With recent patch to improve detection of vector rotates at RTL level
combine now tries matching a V8HImode rotate by 8 in the example in the
testcase. We can teach AArch64 to emit a REV16 instruction for such a rotate
but really this operation corresponds to the RTL code BSWAP, for which we
already have the right patterns. BSWAP is arguably a simpler representation
than ROTATE here because it has only one operand, so let's teach simplify-rtx
to generate it.
With this patch the testcase now generates the simplest form:
.L2:
ldr q31, [x1, x0]
rev16 v31.16b, v31.16b
str q31, [x0, x2]
add x0, x0, 16
cmp x0, 2048
bne .L2
instead of the previous:
.L2:
ldr q31, [x1, x0]
shl v30.8h, v31.8h, 8
usra v30.8h, v31.8h, 8
str q30, [x0, x2]
add x0, x0, 16
cmp x0, 2048
bne .L2
IMO ideally the bswap detection would have been done during vectorisation
time and used the expanders for that, but teaching simplify-rtx to do this
transformation is fairly straightforward and, unlike at tree level, we have
the native RTL BSWAP code. This change is not enough to generate the
equivalent sequence in SVE, but that is something that should be tackled
separately.
Bootstrapped and tested on aarch64-none-linux-gnu.

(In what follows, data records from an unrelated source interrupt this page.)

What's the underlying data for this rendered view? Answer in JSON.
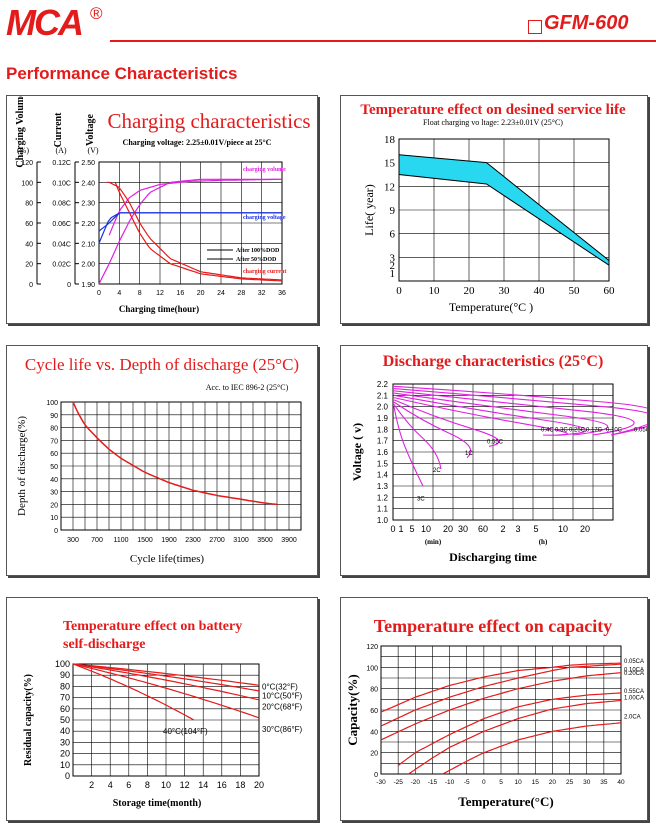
{
  "header": {
    "logo": "MCA",
    "registered": "®",
    "model": "GFM-600",
    "section_title": "Performance Characteristics"
  },
  "colors": {
    "accent": "#e41b1b",
    "magenta": "#e020e0",
    "blue": "#1a2ee0",
    "cyan": "#28d8f0"
  },
  "chart_data": [
    {
      "id": "charging",
      "type": "line",
      "title": "Charging characteristics",
      "subtitle": "Charging voltage: 2.25±0.01V/piece at 25°C",
      "axes_headers": [
        "Charging Volume",
        "Current",
        "Voltage"
      ],
      "units": [
        "(%)",
        "(A)",
        "(V)"
      ],
      "xlabel": "Charging time(hour)",
      "x_ticks": [
        "0",
        "4",
        "8",
        "12",
        "16",
        "20",
        "24",
        "28",
        "32",
        "36"
      ],
      "y_ticks_volume": [
        "120",
        "100",
        "80",
        "60",
        "40",
        "20",
        "0"
      ],
      "y_ticks_current": [
        "0.12C",
        "0.10C",
        "0.08C",
        "0.06C",
        "0.04C",
        "0.02C",
        "0"
      ],
      "y_ticks_voltage": [
        "2.50",
        "2.40",
        "2.30",
        "2.20",
        "2.10",
        "2.00",
        "1.90"
      ],
      "legend": [
        "After 100%DOD",
        "After 50%DOD"
      ],
      "annotations": [
        "charging volume",
        "charging voltage",
        "charging current"
      ],
      "series": [
        {
          "label_ref": "charging volume",
          "unit": "%",
          "x": [
            0,
            2,
            4,
            6,
            8,
            10,
            14,
            20,
            28,
            36
          ],
          "y": [
            0,
            20,
            42,
            62,
            78,
            90,
            100,
            103,
            103,
            103
          ]
        },
        {
          "label_ref": "charging volume",
          "unit": "%",
          "x": [
            2,
            4,
            6,
            8,
            12,
            18,
            24,
            36
          ],
          "y": [
            48,
            72,
            85,
            92,
            98,
            101,
            102,
            103
          ]
        },
        {
          "label_ref": "charging voltage",
          "unit": "V",
          "x": [
            0,
            2,
            4,
            6,
            8,
            10,
            14,
            20,
            36
          ],
          "y": [
            2.16,
            2.2,
            2.25,
            2.25,
            2.25,
            2.25,
            2.25,
            2.25,
            2.25
          ]
        },
        {
          "label_ref": "charging voltage",
          "unit": "V",
          "x": [
            0,
            1,
            2,
            4,
            5,
            8,
            36
          ],
          "y": [
            2.1,
            2.16,
            2.22,
            2.25,
            2.25,
            2.25,
            2.25
          ]
        },
        {
          "label_ref": "charging current",
          "unit": "C",
          "x": [
            1.5,
            2,
            4,
            6,
            8,
            10,
            14,
            20,
            28,
            36
          ],
          "y": [
            0.1,
            0.1,
            0.095,
            0.08,
            0.06,
            0.045,
            0.025,
            0.012,
            0.006,
            0.004
          ]
        },
        {
          "label_ref": "charging current",
          "unit": "C",
          "x": [
            3.2,
            4,
            6,
            8,
            10,
            14,
            20,
            28,
            36
          ],
          "y": [
            0.1,
            0.09,
            0.07,
            0.05,
            0.035,
            0.02,
            0.01,
            0.005,
            0.003
          ]
        }
      ],
      "xlim": [
        0,
        36
      ]
    },
    {
      "id": "temp_life",
      "type": "area",
      "title": "Temperature effect on desined service life",
      "subtitle": "Float charging vo  ltage:  2.23±0.01V   (25°C)",
      "xlabel": "Temperature(°C )",
      "ylabel": "Life( year)",
      "x_ticks": [
        "0",
        "10",
        "20",
        "30",
        "40",
        "50",
        "60"
      ],
      "y_ticks": [
        "18",
        "15",
        "12",
        "9",
        "6",
        "3",
        "2",
        "1"
      ],
      "band_upper": {
        "x": [
          0,
          25,
          60
        ],
        "y": [
          16,
          15,
          2.6
        ]
      },
      "band_lower": {
        "x": [
          0,
          25,
          60
        ],
        "y": [
          13.5,
          12.3,
          2
        ]
      },
      "xlim": [
        0,
        60
      ],
      "ylim": [
        0,
        18
      ]
    },
    {
      "id": "cycle_life",
      "type": "line",
      "title": "Cycle life vs. Depth of discharge (25°C)",
      "subtitle": "Acc. to IEC 896-2 (25°C)",
      "xlabel": "Cycle life(times)",
      "ylabel": "Depth of discharge(%)",
      "x_ticks": [
        "300",
        "700",
        "1100",
        "1500",
        "1900",
        "2300",
        "2700",
        "3100",
        "3500",
        "3900"
      ],
      "y_ticks": [
        "100",
        "90",
        "80",
        "70",
        "60",
        "50",
        "40",
        "30",
        "20",
        "10",
        "0"
      ],
      "series": [
        {
          "x": [
            300,
            400,
            500,
            700,
            900,
            1100,
            1500,
            1900,
            2300,
            2700,
            3100,
            3500,
            3700
          ],
          "y": [
            100,
            90,
            82,
            72,
            63,
            56,
            45,
            37,
            31,
            27,
            24,
            21,
            20
          ]
        }
      ],
      "xlim": [
        100,
        4100
      ],
      "ylim": [
        0,
        100
      ]
    },
    {
      "id": "discharge",
      "type": "line",
      "title": "Discharge characteristics (25°C)",
      "xlabel": "Discharging time",
      "ylabel": "Voltage ( v)",
      "x_ticks": [
        "0",
        "1",
        "5",
        "10",
        "20",
        "30",
        "60",
        "2",
        "3",
        "5",
        "10",
        "20"
      ],
      "x_units": [
        "(min)",
        "(h)"
      ],
      "y_ticks": [
        "2.2",
        "2.1",
        "2.0",
        "1.9",
        "1.8",
        "1.7",
        "1.6",
        "1.5",
        "1.4",
        "1.3",
        "1.2",
        "1.1",
        "1.0"
      ],
      "curve_labels": [
        "0.4C",
        "0.3C",
        "0.25C",
        "0.17C",
        "0.10C",
        "0.05C",
        "0.55C",
        "1C",
        "2C",
        "3C"
      ]
    },
    {
      "id": "self_discharge",
      "type": "line",
      "title": "Temperature effect on battery self-discharge",
      "xlabel": "Storage time(month)",
      "ylabel": "Residual capacity(%)",
      "x_ticks": [
        "2",
        "4",
        "6",
        "8",
        "10",
        "12",
        "14",
        "16",
        "18",
        "20"
      ],
      "y_ticks": [
        "100",
        "90",
        "80",
        "70",
        "60",
        "50",
        "40",
        "30",
        "20",
        "10",
        "0"
      ],
      "series": [
        {
          "name": "0°C(32°F)",
          "x": [
            0,
            20
          ],
          "y": [
            100,
            81
          ]
        },
        {
          "name": "10°C(50°F)",
          "x": [
            0,
            20
          ],
          "y": [
            100,
            76
          ]
        },
        {
          "name": "20°C(68°F)",
          "x": [
            0,
            20
          ],
          "y": [
            100,
            68
          ]
        },
        {
          "name": "30°C(86°F)",
          "x": [
            0,
            20
          ],
          "y": [
            100,
            52
          ]
        },
        {
          "name": "40°C(104°F)",
          "x": [
            0,
            13
          ],
          "y": [
            100,
            50
          ]
        }
      ],
      "xlim": [
        0,
        20
      ],
      "ylim": [
        0,
        100
      ]
    },
    {
      "id": "temp_capacity",
      "type": "line",
      "title": "Temperature effect on capacity",
      "xlabel": "Temperature(°C)",
      "ylabel": "Capacity(%)",
      "x_ticks": [
        "-30",
        "-25",
        "-20",
        "-15",
        "-10",
        "-5",
        "0",
        "5",
        "10",
        "15",
        "20",
        "25",
        "30",
        "35",
        "40"
      ],
      "y_ticks": [
        "120",
        "100",
        "80",
        "60",
        "40",
        "20",
        "0"
      ],
      "series": [
        {
          "name": "0.05CA",
          "x": [
            -30,
            -20,
            -10,
            0,
            10,
            20,
            25,
            30,
            40
          ],
          "y": [
            58,
            72,
            83,
            91,
            97,
            100,
            102,
            103,
            104
          ]
        },
        {
          "name": "0.10CA",
          "x": [
            -30,
            -20,
            -10,
            0,
            10,
            20,
            25,
            30,
            40
          ],
          "y": [
            45,
            60,
            72,
            82,
            90,
            97,
            100,
            101,
            103
          ]
        },
        {
          "name": "0.20CA",
          "x": [
            -30,
            -20,
            -10,
            0,
            10,
            20,
            30,
            40
          ],
          "y": [
            32,
            47,
            60,
            71,
            80,
            87,
            92,
            95
          ]
        },
        {
          "name": "0.55CA",
          "x": [
            -25,
            -20,
            -10,
            0,
            10,
            20,
            30,
            40
          ],
          "y": [
            8,
            20,
            37,
            52,
            63,
            70,
            74,
            76
          ]
        },
        {
          "name": "1.00CA",
          "x": [
            -22,
            -15,
            -10,
            0,
            10,
            20,
            30,
            40
          ],
          "y": [
            0,
            15,
            25,
            40,
            52,
            61,
            66,
            69
          ]
        },
        {
          "name": "2.0CA",
          "x": [
            -12,
            -5,
            0,
            10,
            20,
            30,
            40
          ],
          "y": [
            0,
            12,
            20,
            32,
            40,
            45,
            48
          ]
        }
      ],
      "xlim": [
        -30,
        40
      ],
      "ylim": [
        0,
        120
      ]
    }
  ]
}
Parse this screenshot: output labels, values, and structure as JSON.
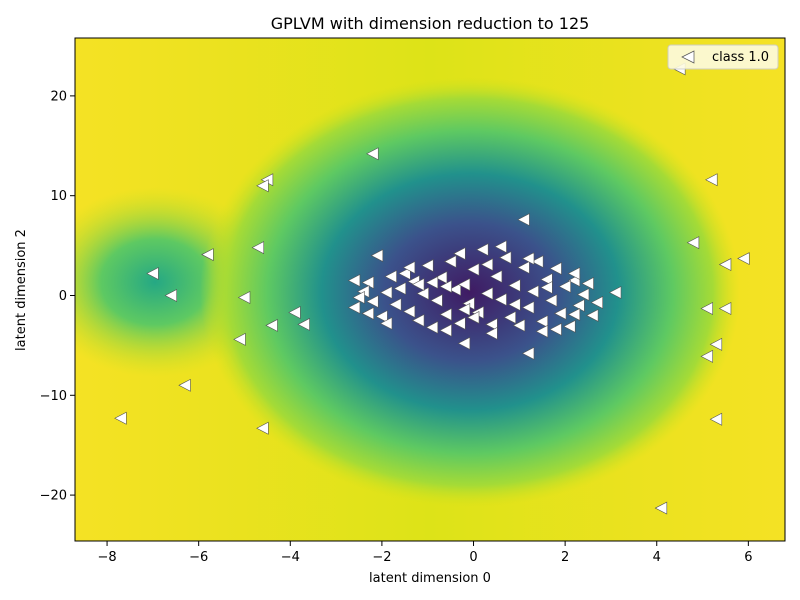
{
  "chart_data": {
    "type": "scatter",
    "title": "GPLVM with dimension reduction to 125",
    "xlabel": "latent dimension 0",
    "ylabel": "latent dimension 2",
    "xlim": [
      -8.7,
      6.8
    ],
    "ylim": [
      -24.6,
      25.8
    ],
    "xticks": [
      -8,
      -6,
      -4,
      -2,
      0,
      2,
      4,
      6
    ],
    "yticks": [
      -20,
      -10,
      0,
      10,
      20
    ],
    "xtick_labels": [
      "−8",
      "−6",
      "−4",
      "−2",
      "0",
      "2",
      "4",
      "6"
    ],
    "ytick_labels": [
      "−20",
      "−10",
      "0",
      "10",
      "20"
    ],
    "background": "heatmap of GP predictive variance (viridis colormap, dark purple = low, yellow = high)",
    "colors": {
      "marker_fill": "#ffffff",
      "marker_edge": "#555555",
      "legend_bg": "#fdfbe0"
    },
    "legend": {
      "placement": "top-right",
      "entries": [
        "class 1.0"
      ]
    },
    "series": [
      {
        "name": "class 1.0",
        "marker": "triangle-left",
        "points": [
          [
            4.5,
            22.7
          ],
          [
            -2.2,
            14.2
          ],
          [
            5.2,
            11.6
          ],
          [
            -4.5,
            11.6
          ],
          [
            -4.6,
            11.0
          ],
          [
            1.1,
            7.6
          ],
          [
            4.8,
            5.3
          ],
          [
            -4.7,
            4.8
          ],
          [
            -5.8,
            4.1
          ],
          [
            5.9,
            3.7
          ],
          [
            5.5,
            3.1
          ],
          [
            -7.0,
            2.2
          ],
          [
            -6.6,
            0.0
          ],
          [
            -5.0,
            -0.2
          ],
          [
            3.1,
            0.3
          ],
          [
            5.1,
            -1.3
          ],
          [
            5.5,
            -1.3
          ],
          [
            -3.9,
            -1.7
          ],
          [
            -4.4,
            -3.0
          ],
          [
            -3.7,
            -2.9
          ],
          [
            -5.1,
            -4.4
          ],
          [
            5.3,
            -4.9
          ],
          [
            5.1,
            -6.1
          ],
          [
            -6.3,
            -9.0
          ],
          [
            -7.7,
            -12.3
          ],
          [
            5.3,
            -12.4
          ],
          [
            -4.6,
            -13.3
          ],
          [
            4.1,
            -21.3
          ],
          [
            1.2,
            -5.8
          ],
          [
            -0.2,
            -4.8
          ],
          [
            -2.6,
            1.5
          ],
          [
            -2.6,
            -1.2
          ],
          [
            2.7,
            -0.7
          ],
          [
            2.2,
            1.5
          ],
          [
            -2.1,
            4.0
          ],
          [
            -2.3,
            1.3
          ],
          [
            -2.4,
            0.4
          ],
          [
            -2.2,
            -0.6
          ],
          [
            -2.3,
            -1.8
          ],
          [
            -2.0,
            -2.1
          ],
          [
            -1.9,
            -2.8
          ],
          [
            -1.7,
            -0.9
          ],
          [
            -1.6,
            0.7
          ],
          [
            -1.5,
            2.2
          ],
          [
            -1.4,
            -1.6
          ],
          [
            -1.3,
            1.4
          ],
          [
            -1.2,
            -2.5
          ],
          [
            -1.1,
            0.2
          ],
          [
            -1.0,
            3.0
          ],
          [
            -0.9,
            -3.2
          ],
          [
            -0.8,
            -0.5
          ],
          [
            -0.7,
            1.8
          ],
          [
            -0.6,
            -1.9
          ],
          [
            -0.5,
            3.4
          ],
          [
            -0.4,
            0.6
          ],
          [
            -0.3,
            -2.8
          ],
          [
            -0.2,
            1.1
          ],
          [
            -0.1,
            -0.8
          ],
          [
            0.0,
            2.6
          ],
          [
            0.1,
            -1.7
          ],
          [
            0.2,
            4.6
          ],
          [
            0.3,
            0.2
          ],
          [
            0.4,
            -2.9
          ],
          [
            0.5,
            1.9
          ],
          [
            0.6,
            -0.4
          ],
          [
            0.7,
            3.8
          ],
          [
            0.8,
            -2.2
          ],
          [
            0.9,
            1.0
          ],
          [
            1.0,
            -3.0
          ],
          [
            1.1,
            2.8
          ],
          [
            1.2,
            -1.2
          ],
          [
            1.3,
            0.4
          ],
          [
            1.4,
            3.4
          ],
          [
            1.5,
            -2.6
          ],
          [
            1.6,
            1.6
          ],
          [
            1.7,
            -0.5
          ],
          [
            1.8,
            2.7
          ],
          [
            1.9,
            -1.8
          ],
          [
            2.0,
            0.9
          ],
          [
            2.1,
            -3.1
          ],
          [
            2.2,
            2.2
          ],
          [
            2.3,
            -1.0
          ],
          [
            2.4,
            0.1
          ],
          [
            2.5,
            1.2
          ],
          [
            2.6,
            -2.0
          ],
          [
            -1.8,
            1.9
          ],
          [
            -1.2,
            1.1
          ],
          [
            -0.6,
            -3.5
          ],
          [
            0.0,
            -2.2
          ],
          [
            0.6,
            4.9
          ],
          [
            1.2,
            3.7
          ],
          [
            1.8,
            -3.4
          ],
          [
            -0.3,
            4.2
          ],
          [
            0.4,
            -3.8
          ],
          [
            1.5,
            -3.6
          ],
          [
            -2.5,
            -0.2
          ],
          [
            -1.9,
            0.3
          ],
          [
            -1.4,
            2.8
          ],
          [
            -0.9,
            1.3
          ],
          [
            -0.2,
            -1.4
          ],
          [
            0.3,
            3.1
          ],
          [
            0.9,
            -0.9
          ],
          [
            1.6,
            0.8
          ],
          [
            2.2,
            -1.9
          ],
          [
            -0.6,
            0.9
          ]
        ]
      }
    ]
  }
}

Signed-off-by: Kyrylo Tkachov <ktkachov@nvidia.com>
gcc/
* simplify-rtx.cc (simplify_context::simplify_binary_operation_1):
Simplify (rotate:HI x:HI, 8) -> (bswap:HI x:HI).
gcc/testsuite/
* gcc.target/aarch64/rot_to_bswap.c: New test.
mode, op0, new_amount_rtx);
}
#endif
+ /* ROTATE/ROTATERT:HI (X:HI, 8) is BSWAP:HI (X). Other combinations
+ such as SImode with a count of 16 do not correspond to RTL BSWAP
+ semantics. */
+ tem = unwrap_const_vec_duplicate (trueop1);
+ if (GET_MODE_UNIT_BITSIZE (mode) == (2 * BITS_PER_UNIT)
+ && CONST_INT_P (tem) && INTVAL (tem) == BITS_PER_UNIT)
+ return simplify_gen_unary (BSWAP, mode, op0, mode);
+
/* FALLTHRU */
case ASHIFTRT:
if (trueop1 == CONST0_RTX (mode))
--- /dev/null
+/* { dg-do compile } */
+/* { dg-options "-O2 --param aarch64-autovec-preference=asimd-only" } */
+
+#pragma GCC target "+nosve"
+
+
+#define N 1024
+
+unsigned short in_s[N];
+unsigned short out_s[N];
+
+void
+foo16 (void)
+{
+ for (unsigned i = 0; i < N; i++)
+ {
+ unsigned short x = in_s[i];
+ out_s[i] = (x >> 8) | (x << 8);
+ }
+}
+
+/* { dg-final { scan-assembler {\trev16\tv([123])?[0-9]\.16b, v([123])?[0-9]\.16b} } } */
+